Kabupaten Karo merupakan daerah yang memiliki keindahan alam yang cukup eksotik serta kebudayaan dan adat istiadat yang unik. Sebagai daerah wisata, Karo memiliki nilai tersendiri di hati para pengunjungnya.
Salah satu daerah tujuan wisata (DTW) yang sudah cukup dikenal di Indonesia, bahkan ke luar negeri adalah Kota Berastagi. Selain udaranya yang sejuk, juga didukung pemandangan alam yang menarik. Kelebihan lainnya, Berastagi dan daerah sekitarnya merupakan sentra produk buah dan sayur-sayuran serta tersedianya pemandian air panas alami. Para pengunjung bisa langsung turun ke ladang petani untuk memetik sayur dan buah yang diinginkannya. Kita juga bisa menatap keindahan alam kota Berastagi dan desa sekitarnya dan puncak Gunung Sibayak dari Bukit Gundaling. Gunung Merapi Sibayak juga menjadi salah satu objek wisata bagi mereka yang hobi mendaki gunung.
Kota Berastagi pernah mengalami masa jayanya. Pemerintah cukup aktif menggelar berbagai kegiatan, untuk menarik wisatawan di antaranya Pesta Buah dan Bunga dan Mejuah-juah yang rutin dilakukan setiap tahun. Ketika itu, hampir setiap hari, ratusan pengunjung berlalu-lalang di kota itu yang secara tak langsung mendongkrak perekonomian masyarakat setempat. Bukan hal yang sulit untuk menjumpai wisatawan manca negara. Tingkat hunian hotel dan penginapan cukup tinggi.
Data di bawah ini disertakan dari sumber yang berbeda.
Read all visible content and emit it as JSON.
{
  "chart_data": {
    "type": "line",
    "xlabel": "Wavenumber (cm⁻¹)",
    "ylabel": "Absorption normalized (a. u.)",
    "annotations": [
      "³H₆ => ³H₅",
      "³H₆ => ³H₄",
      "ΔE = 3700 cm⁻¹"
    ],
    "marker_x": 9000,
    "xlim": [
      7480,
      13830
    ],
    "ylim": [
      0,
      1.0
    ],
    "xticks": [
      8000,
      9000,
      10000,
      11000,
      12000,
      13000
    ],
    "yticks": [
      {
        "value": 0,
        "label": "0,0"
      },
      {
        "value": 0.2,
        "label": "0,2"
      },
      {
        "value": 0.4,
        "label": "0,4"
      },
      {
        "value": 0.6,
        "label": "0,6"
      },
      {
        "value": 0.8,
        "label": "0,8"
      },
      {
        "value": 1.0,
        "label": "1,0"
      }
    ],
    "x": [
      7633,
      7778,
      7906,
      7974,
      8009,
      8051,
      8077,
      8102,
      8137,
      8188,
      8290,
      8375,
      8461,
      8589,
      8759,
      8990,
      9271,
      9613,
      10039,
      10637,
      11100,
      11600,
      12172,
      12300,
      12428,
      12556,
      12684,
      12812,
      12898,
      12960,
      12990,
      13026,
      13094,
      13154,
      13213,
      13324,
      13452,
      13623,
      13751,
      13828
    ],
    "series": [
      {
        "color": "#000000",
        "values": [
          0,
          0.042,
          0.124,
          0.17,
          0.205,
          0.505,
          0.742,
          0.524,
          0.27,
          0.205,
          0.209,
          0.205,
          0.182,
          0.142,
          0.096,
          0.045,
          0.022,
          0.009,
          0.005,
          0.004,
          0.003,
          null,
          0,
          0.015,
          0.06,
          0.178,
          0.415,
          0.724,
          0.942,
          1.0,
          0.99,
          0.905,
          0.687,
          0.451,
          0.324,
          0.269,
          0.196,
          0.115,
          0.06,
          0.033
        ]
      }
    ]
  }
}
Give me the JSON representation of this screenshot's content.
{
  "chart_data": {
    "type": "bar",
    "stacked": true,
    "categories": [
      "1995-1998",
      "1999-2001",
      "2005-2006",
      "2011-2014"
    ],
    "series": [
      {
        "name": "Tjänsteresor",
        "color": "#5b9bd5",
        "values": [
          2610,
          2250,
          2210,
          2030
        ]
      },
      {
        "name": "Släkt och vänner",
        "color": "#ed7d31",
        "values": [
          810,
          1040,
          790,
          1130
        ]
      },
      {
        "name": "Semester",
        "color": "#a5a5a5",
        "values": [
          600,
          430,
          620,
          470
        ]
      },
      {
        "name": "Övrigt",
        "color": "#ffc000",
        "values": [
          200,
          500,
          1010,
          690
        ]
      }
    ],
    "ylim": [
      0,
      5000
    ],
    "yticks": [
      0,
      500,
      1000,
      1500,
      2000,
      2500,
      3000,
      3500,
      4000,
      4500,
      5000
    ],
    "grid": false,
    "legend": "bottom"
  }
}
Namun seiring dengan perjalanan waktu, semangat untuk menyemarakkan Berastagi sebagai DTW perlahan redup. Masyarakat juga seakan kehilangan gairah. Lingkungannya juga terlihat kurang terawat, seakan kehilangan marwah, lalulintas semrawut. Pajak tradisional kurang dikelola dengan baik, sehingga wisatawan tidak merasa nyaman berbelanja. Bule-bule berkeliaran juga semakin langka terlihat. Dan tidak sedikit penginapan yang gulung tikar. Pendaki-pendaki gunung hanya wisatawan lokal, itu pun akan ramai ketika akhir pekan atau musim libur tiba.
Sekarang ini, kita akan sulit melihat atraksi budaya setempat, Pesta Bunga dan Buah juga tidak lagi rutin dilaksanakan. Kalaupun dilakukan, pengunjung tidak seperti yang diharapkan. Itu merupakan akibat kurangnya promosi pariwisata dan budaya Karo ke dunia luar.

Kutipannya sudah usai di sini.